Particle Swarm Optimization

One class of problems that poses significant challenges to computer scientists is image processing and enhancement, particularly for subsequent use by machine learning algorithms. Detecting edges and paths reliably, despite relatively poor-quality source images taken at high framerates by cameras onboard robots, for example, is crucial if any sort of pathfinding algorithm is to be based on the resulting data. Applying filters to images in the hopes of getting something back that looks “good” is also difficult, as programming a degree of subjectivity into algorithms becomes quite taxing in terms of computational power required to examine the characteristics upon which that subjectivity is based increases exponentially as the image gets larger.

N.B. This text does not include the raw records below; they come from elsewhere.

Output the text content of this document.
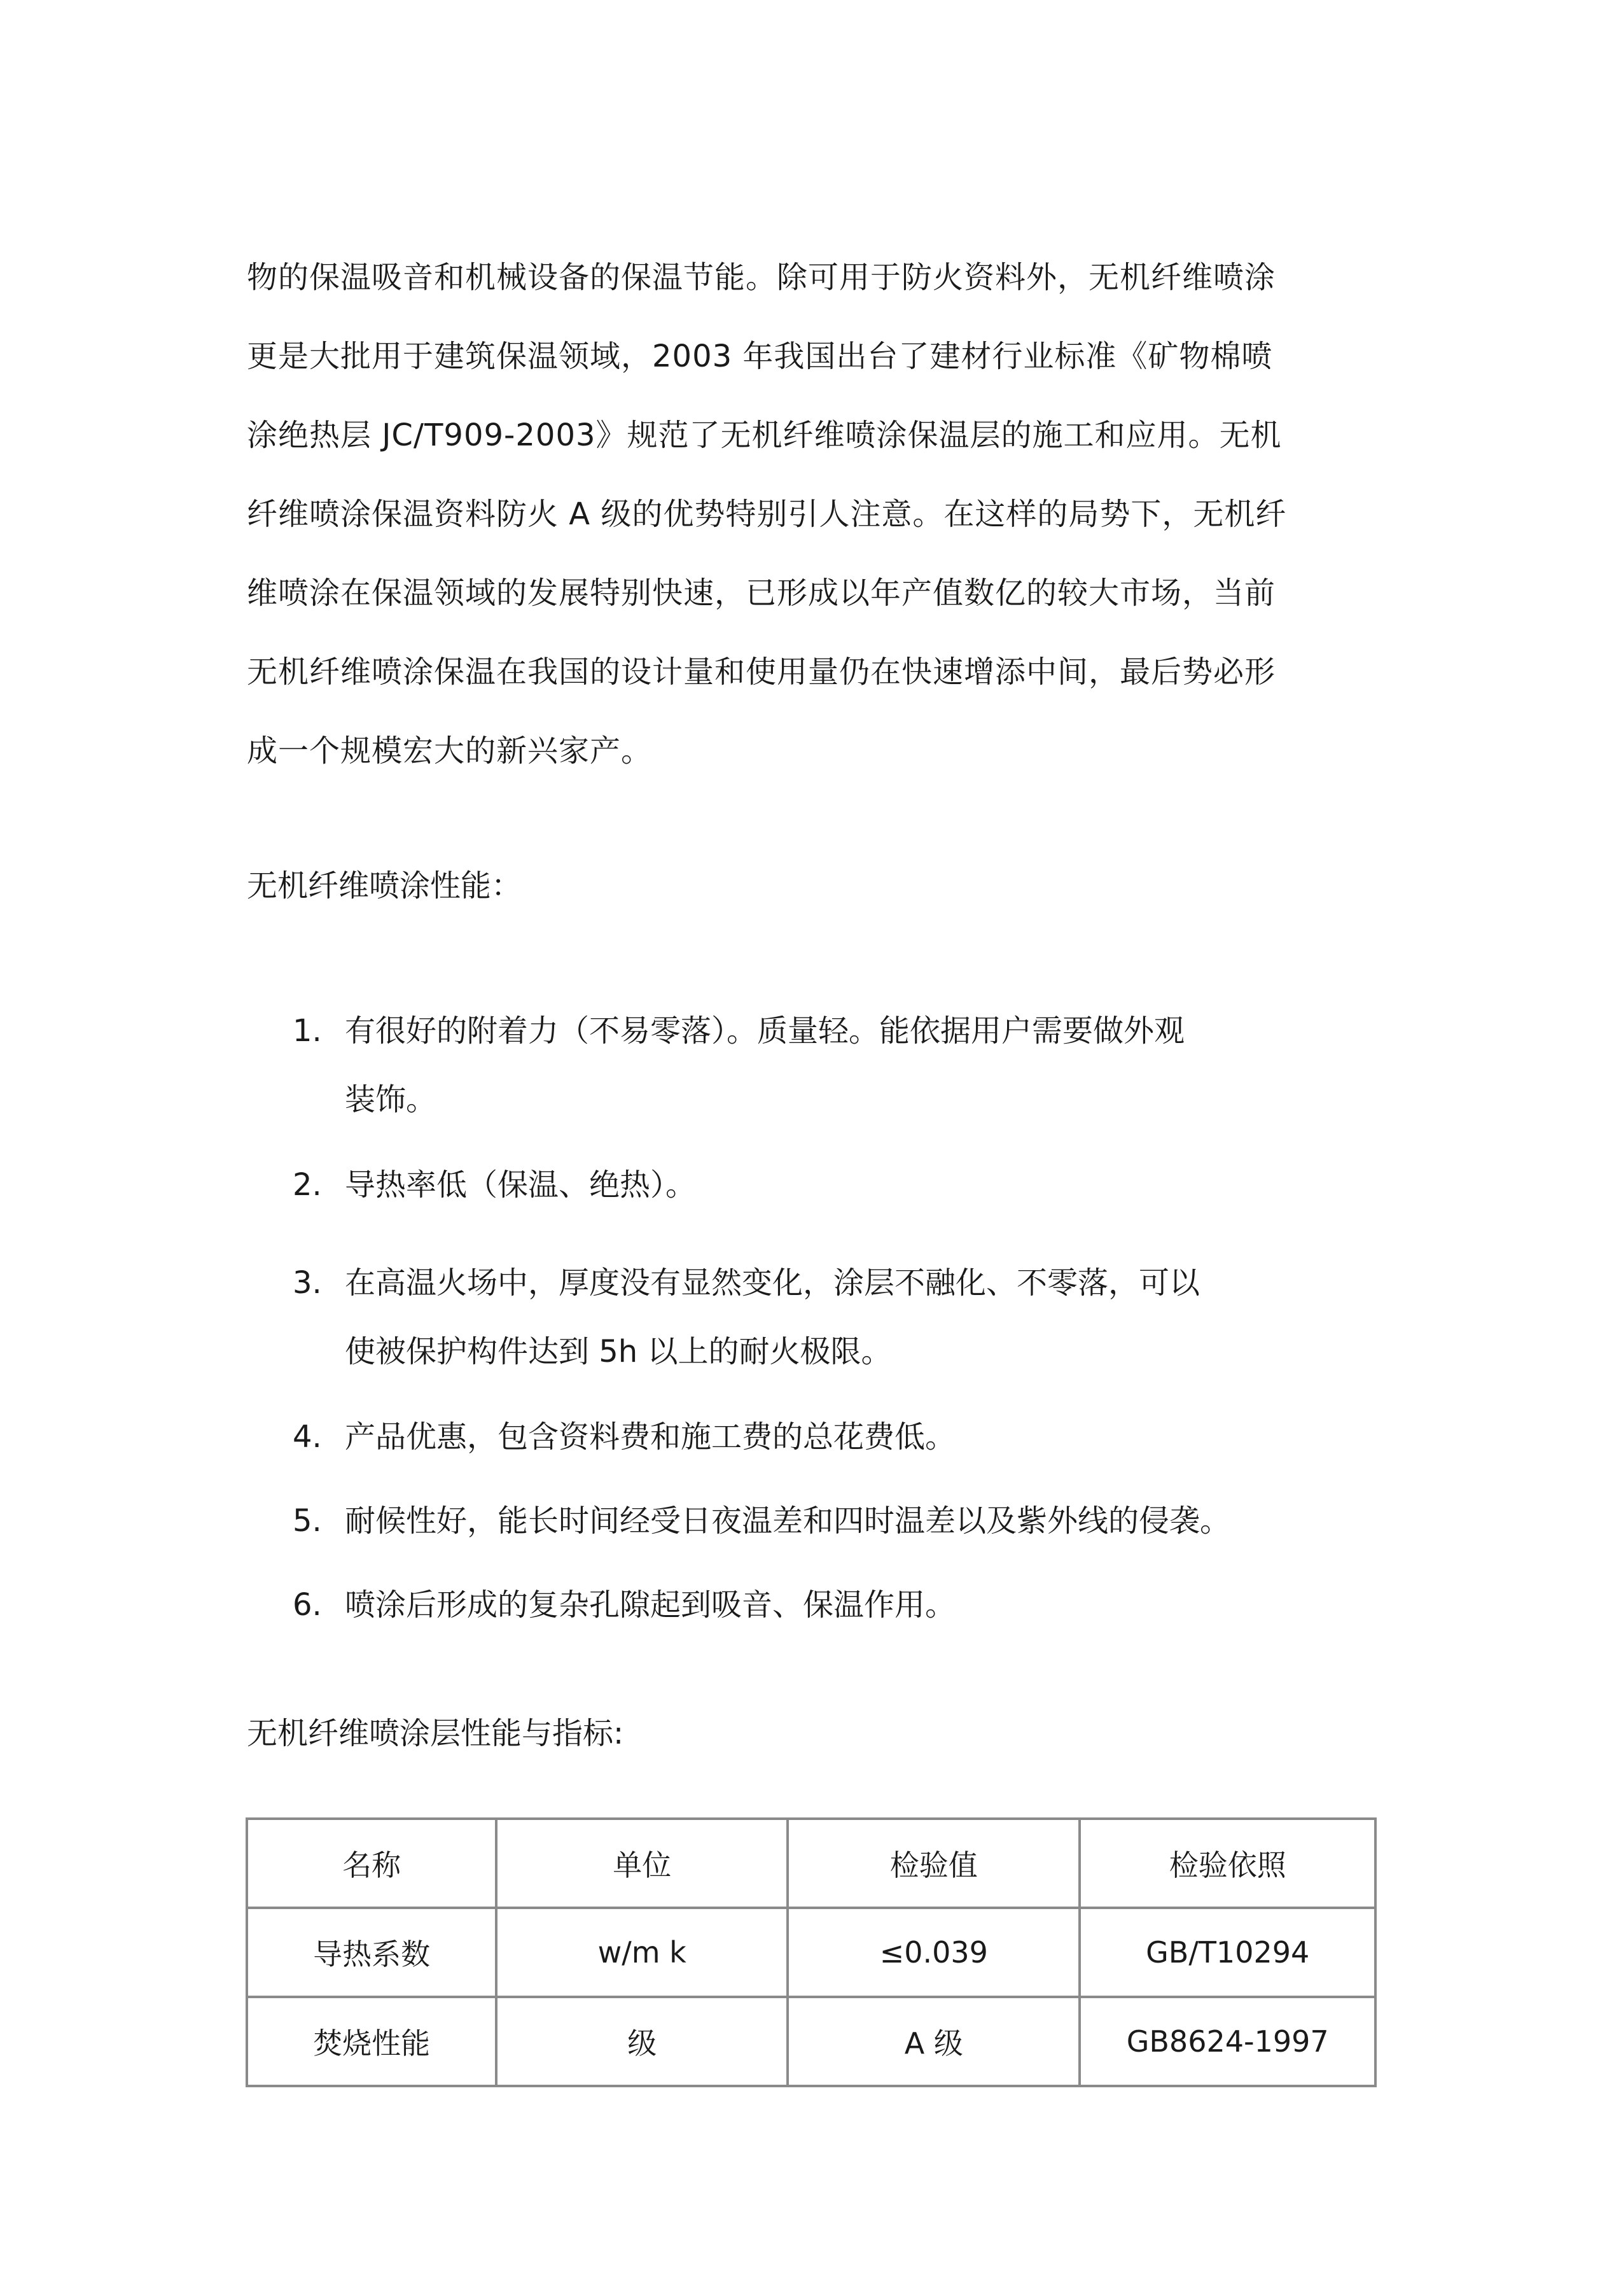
物的保温吸音和机械设备的保温节能。除可用于防火资料外，无机纤维喷涂
更是大批用于建筑保温领域，2003 年我国出台了建材行业标准《矿物棉喷
涂绝热层 JC/T909-2003》规范了无机纤维喷涂保温层的施工和应用。无机
纤维喷涂保温资料防火 A 级的优势特别引人注意。在这样的局势下，无机纤
维喷涂在保温领域的发展特别快速，已形成以年产值数亿的较大市场，当前
无机纤维喷涂保温在我国的设计量和使用量仍在快速增添中间，最后势必形
成一个规模宏大的新兴家产。

无机纤维喷涂性能：

1. 有很好的附着力（不易零落）。质量轻。能依据用户需要做外观
装饰。
2. 导热率低（保温、绝热）。
3. 在高温火场中，厚度没有显然变化，涂层不融化、不零落，可以
使被保护构件达到 5h 以上的耐火极限。
4. 产品优惠，包含资料费和施工费的总花费低。
5. 耐候性好，能长时间经受日夜温差和四时温差以及紫外线的侵袭。
6. 喷涂后形成的复杂孔隙起到吸音、保温作用。

无机纤维喷涂层性能与指标:

名称	单位	检验值	检验依照
导热系数	w/m k	≤0.039	GB/T10294
焚烧性能	级	A 级	GB8624-1997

Improvements in particle swarm optimization algorithms, recently introduced by Alaa Sheta and Malik Braik at the Department of Information Technology at Al-Balga Applied University, provides intriguing advances in image recognition and processing. By introducing an objective fitness criterion that assigns higher weights to enhanced edge pixels, letter- or number-like patterns, greater relative differences between adjacent pixels (that is, a measure of contrast), and the like, a framework for efficient, effective image filters can be developed. Enhancing the quality of low-resolution camera phone images, sharpening CCTV images to make license plates and other identifying marks more readable, and reliably and quickly detecting edges in noisy images for later use by AI and pathfinding algorithms, are all intriguing potential applications of this technology. This technology stands to find broad applicability within the domain of typical consumers, in the form of image-processing filters for digital pictures and movies, enhancing camera phone pictures prior to publishing them online or sharing them with friends and family, locating objects (such as prescription medication bottles or glasses) in the homes of elderly people who misplace them with a simple camera monitoring each room, and the like.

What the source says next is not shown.